Ask Slashdot: How To Convince a Team To Write Good Code?
An anonymous reader writes "I am part of engineering team that maintains a very important component in our company. Our code quality and general engineering quality focus has been very weak: we have frequent buggy releases, our latencies are shooting up, our test coverage is nearly non-existent, and it is impossible for a newcomer in our team to get up to speed and be productive in less than a month due to unnecessary complexity. A group of 2-3 of us want to change that, and we know what needs to change technically — the better code review and release processes, better build tools, etc. But despite that, the quality of our code and design continues to suffer, and poor code continues to get released in the name of keeping the scheduled release date (product guys don't like to wait). We feel that if the right thing is done every time, we would can eliminate our issues and still release at the same pace. How do we effect the social change necessary to convince them of what is better and encourage them to take the effort to do it?"
Do you work for Blizzard?
1. Higher Pay
2. Good Management
3. Beatings
Pick any two.
What you have just described is what happens when Management does not see value in what you do.
To them, you are just an interchangeable cog. Like, the brand of air conditioner in the office. Or the janitor. It has no bearing on their success and they don't really care what you think about anything.
The way they see it, if you don't do your job, they'll just replace you with something else.
Your best bet is to leave. And do as little work as possible in the meantime.
It is very clear that your company is a typical feature and marketing driven morass. What happens is you flog yourselfs until something goes horribly wrong, a bunch of people are fired. Then there is a new director of technology, who gets a ground up rewrite approved to enter some new space, and the cycle of accretion and feature creep starts all over again. So advice? Polish your resume or make good friends with who ever will run the purge when it happens.
Fugue for Aaron Swartz
Of how much time and productivity is being wasted on inadequate practices and how much you'll improve your product, discover bugs faster and generally innovate with your improvements. Worst case, you'll need to do a shame trip on a few egregious offenders (pick their work and try to exclude names) and show how you'd do things differently.
The benefit from your improvements must be obvious, immediate and beyond reproach.
Fair warning: You cannot change the mind of management if they're more worried about maintaining the status quo. A very likely issue, if it's been this long with no improvements. All of the above will only work if your 2-3 people have any position of authority within the company. In my experience, the old-dogs don't want to or can't change, in which case you'll be on your own.
Of course, you will also earn the ire of those around you if it's that type of atmosphere. People fear change when they're not the ones doing the changing.
If computers were people, I'd be a misanthrope.
People do amazing things when they feel like the thing they're creating is an extension of themselves. Far more than any engineering process or philosophy I've seen, the best work I've seen in my career is from people who identify strongly with their work.
"Why can't everyone just be straight with me?"

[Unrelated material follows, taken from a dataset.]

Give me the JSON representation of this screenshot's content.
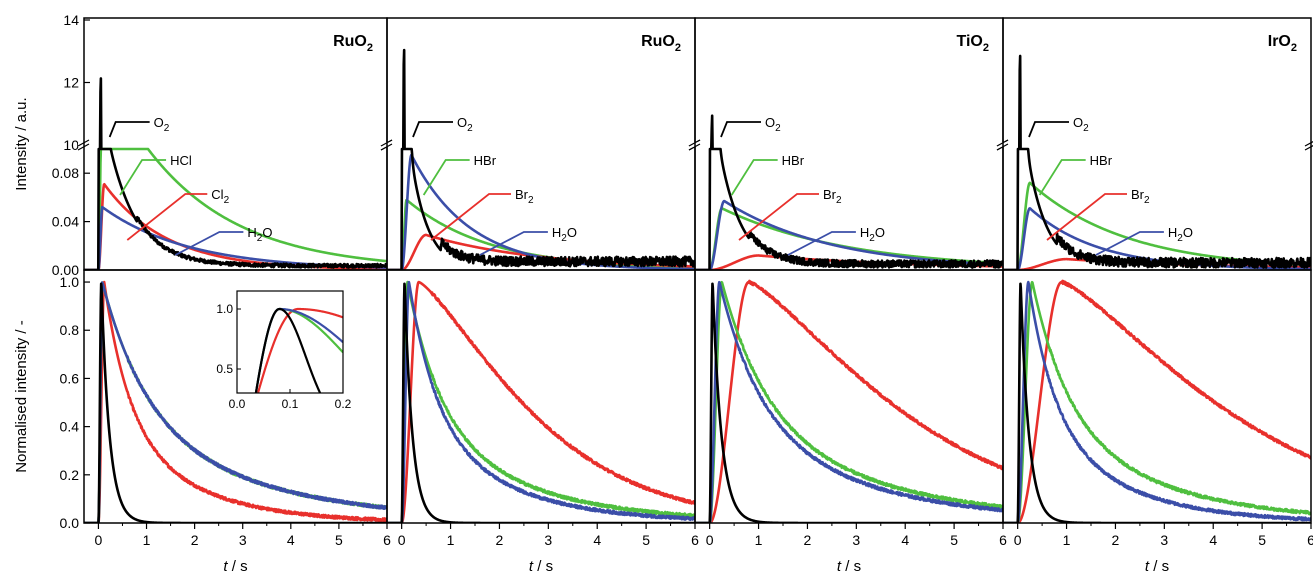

"Because we live in a bendy world, dear."
(1) Code reviews. At first, just get 'em to grab a passer by to look at their code prior to check-in. If the PB cannot understand what they've done, they haven't finished the job. Later on you can upgrade to more stringent reviews, but the first thing is to get *some* reviews happening *at all*.
(2) Comments and (some) documentation. You need to lead by example. This stuff isn't optional.
(3) Unit testing. If your code base is a pig, you'll need to start somewhere and begin teasing out the "bits that think" (easier to UT) from the "bits that talk to things" (these are harder to UT and you can get away with integration testing here until you're in better shape). Unit testing is a skill anyone can learn. Sack 'em if they refuse to do it!
(4) Simplify your processes and your architecture where possible. Avoid trendy bandwagons. If the obvious thing works and is maintainable, then that is probably the best way to go.
Your comment assumes that the person who criticises bad code is always a factory factory factory guy but fails to take into account that there IS such a thing as good code and bad code. The OP has outlined the reasons for why the code is bad - such as buggy releases, lack of test coverage etc. That indicates that the code or process is bad, somewhere.
Over-engineering is a problem yes, but just as commonly, under-engineering/non-engineering is an equally big problem. Both lead to bad code.
If as the submitter claims "new people take a month to get up to speed" then either their project is trivial or they are doing something right.
And did you exchange a walk on part in the war for a lead role in a cage? - Pink Floyd.
One man's clean code is another man's over-engineered rubbish. The industry is not as united on the definition of "good" code as one might expect it should be, and in my (lengthy) experience with developers of different temperaments, there is great variance in how code is received and evaluated.
The standard of judgement that gets applied to code is not objective, and never will be. It cannot be, as coding includes art as well as science.
Trying to force your preferred coding style on to developers who operate differently will never end well. Unless you are uncommonly versatile, adapting yourself to a standard you hate will also not go well.
Find a job where the programmers evaluate code similarly to how you do, and you will be much better off.
As an aside, I have worked with developers on both ends of the spectrum, and found that both extremes are equally bad in different ways:
1) Hastily-written code makes the trade show date and wins business, but can really ruin a company's reputation when the app doesn't scale and the bugs drive clients' costs through the roof. Contrary to the beliefs of those who write such code as their standard MO, constantly delivering maximum value in minimum time is NOT sustainable in the long run.
2) Writing very clean code, and then keeping it clean, does NOT save you time in the long run. While it does reduce bugs and (in theory) makes it faster to add features in the future, the length of time it takes to write the code in the first place exceeds the time saved by fewer bugs, and the future features must also be clean, which *always* requires more refactoring than you would expect.
Successful businesses will find a happy medium between these two extremes, much to the chagrin of developers who earnestly believe one extreme is better than the other.